2006 yılında Glaser, içtiği biradaki kabarcıkların kendisine ilham verdiği söylentisini reddetti ancak kendisi yaptığı ilk deneylerde sıvı olarak birayı kullandı. Glaser'in fikri işe yaramıştı ve pek çok farklı türdeki kabarcık odası dünyanın çeşitli yerlerinde atom parçalayıcı olarak kullanıldı. Dünya'nın en iyi ve en büyük kabarcık odalarının boyu 20 kübik metre ölçülerine ulaştı ve bu oda içerisinde kaynama noktasının hemen altında sıvı hidrojen depolanıyordu. Parçacıklar kabarcık odasına girdikçe, içerideki basınç düşürülüyor ve bu sayede içerideki sıvı hidrojen aşırı ısınmış yarı dengeli bir hal alıyordu.
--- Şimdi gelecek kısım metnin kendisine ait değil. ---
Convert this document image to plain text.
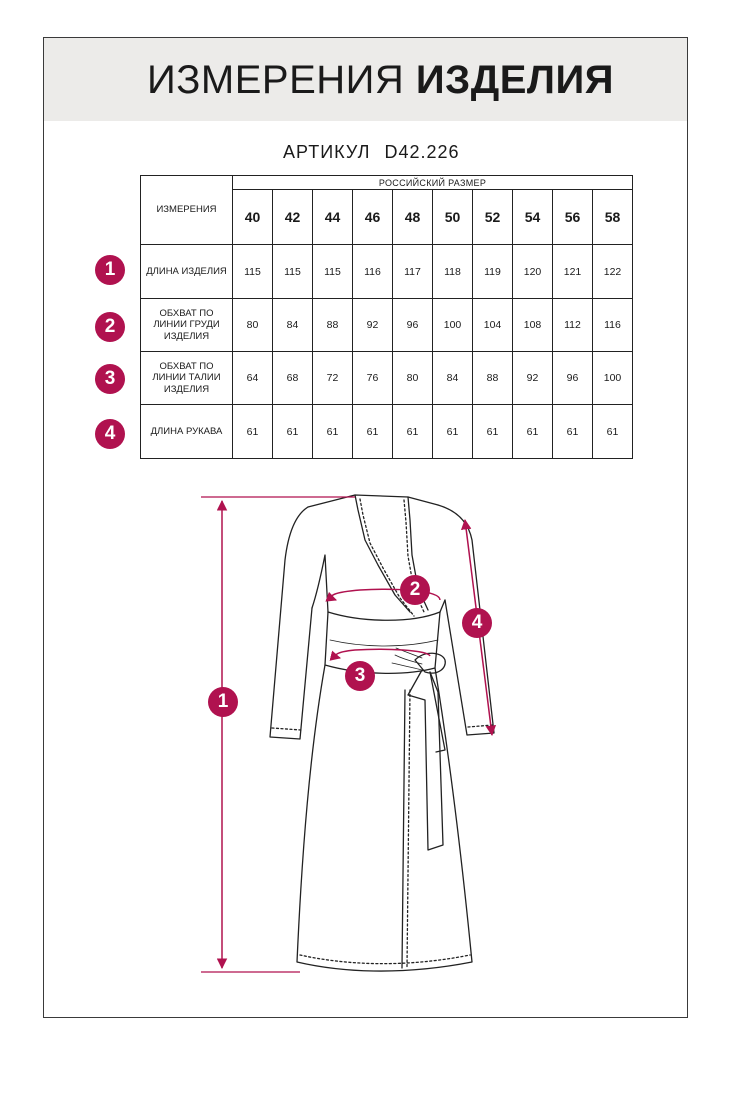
ИЗМЕРЕНИЯ ИЗДЕЛИЯ
АРТИКУЛ D42.226
ИЗМЕРЕНИЯ	РОССИЙСКИЙ РАЗМЕР									
	40	42	44	46	48	50	52	54	56	58
ДЛИНА ИЗДЕЛИЯ	115	115	115	116	117	118	119	120	121	122

ОБХВАТ ПО
ЛИНИИ ГРУДИ
ИЗДЕЛИЯ	80	84	88	92	96	100	104	108	112	116

ОБХВАТ ПО
ЛИНИИ ТАЛИИ
ИЗДЕЛИЯ	64	68	72	76	80	84	88	92	96	100
ДЛИНА РУКАВА	61	61	61	61	61	61	61	61	61	61
1
2
3
4
1
2
3
4
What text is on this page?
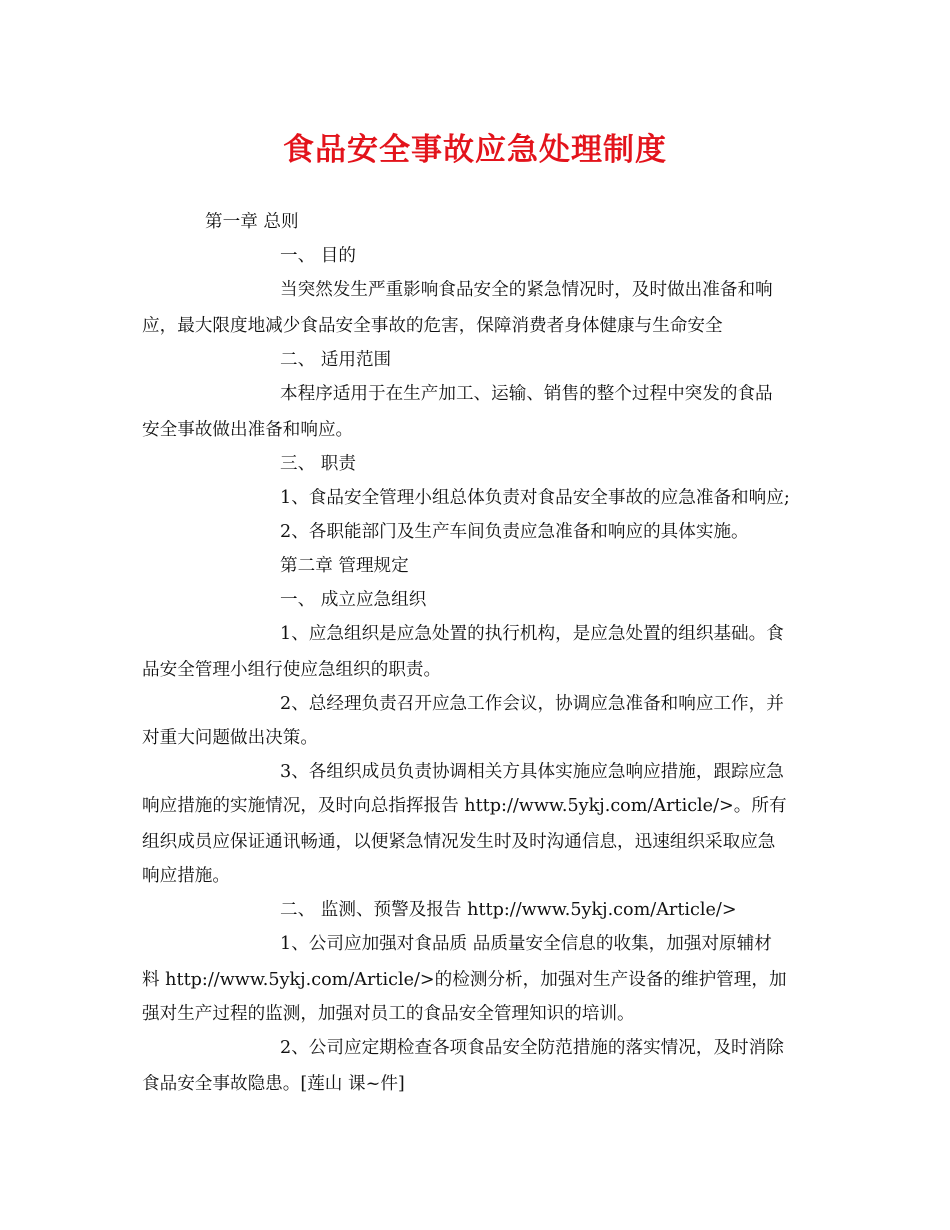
食品安全事故应急处理制度
第一章 总则
一、 目的
当突然发生严重影响食品安全的紧急情况时，及时做出准备和响
应，最大限度地减少食品安全事故的危害，保障消费者身体健康与生命安全
二、 适用范围
本程序适用于在生产加工、运输、销售的整个过程中突发的食品
安全事故做出准备和响应。
三、 职责
1、食品安全管理小组总体负责对食品安全事故的应急准备和响应;
2、各职能部门及生产车间负责应急准备和响应的具体实施。
第二章 管理规定
一、 成立应急组织
1、应急组织是应急处置的执行机构，是应急处置的组织基础。食
品安全管理小组行使应急组织的职责。
2、总经理负责召开应急工作会议，协调应急准备和响应工作，并
对重大问题做出决策。
3、各组织成员负责协调相关方具体实施应急响应措施，跟踪应急
响应措施的实施情况，及时向总指挥报告 http://www.5ykj.com/Article/>。所有
组织成员应保证通讯畅通，以便紧急情况发生时及时沟通信息，迅速组织采取应急
响应措施。
二、 监测、预警及报告 http://www.5ykj.com/Article/>
1、公司应加强对食品质 品质量安全信息的收集，加强对原辅材
料 http://www.5ykj.com/Article/>的检测分析，加强对生产设备的维护管理，加
强对生产过程的监测，加强对员工的食品安全管理知识的培训。
2、公司应定期检查各项食品安全防范措施的落实情况，及时消除
食品安全事故隐患。[莲山 课~件]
Bu durum ortaya kabarcıkların çıkmasına ve içerideki basıncın daha da azaltılması durumunda bu kabarcıklar daha da büyüyor ve bir süre sonra üç boyutlu kameralar tarafından görüntülenebilir hale geliyordu.
Kabarcık odası özellikle parçacık fiziği alanında bir çığır açtı ve 1980lerin ortalarında icat edilen kablo odacığına kadar yoğun bir şekilde kullanıldı. Günümüzde karanlık madde üzerine yapılan araştırmalarda kabarcık odası yeniden kullanılmaya başlandı.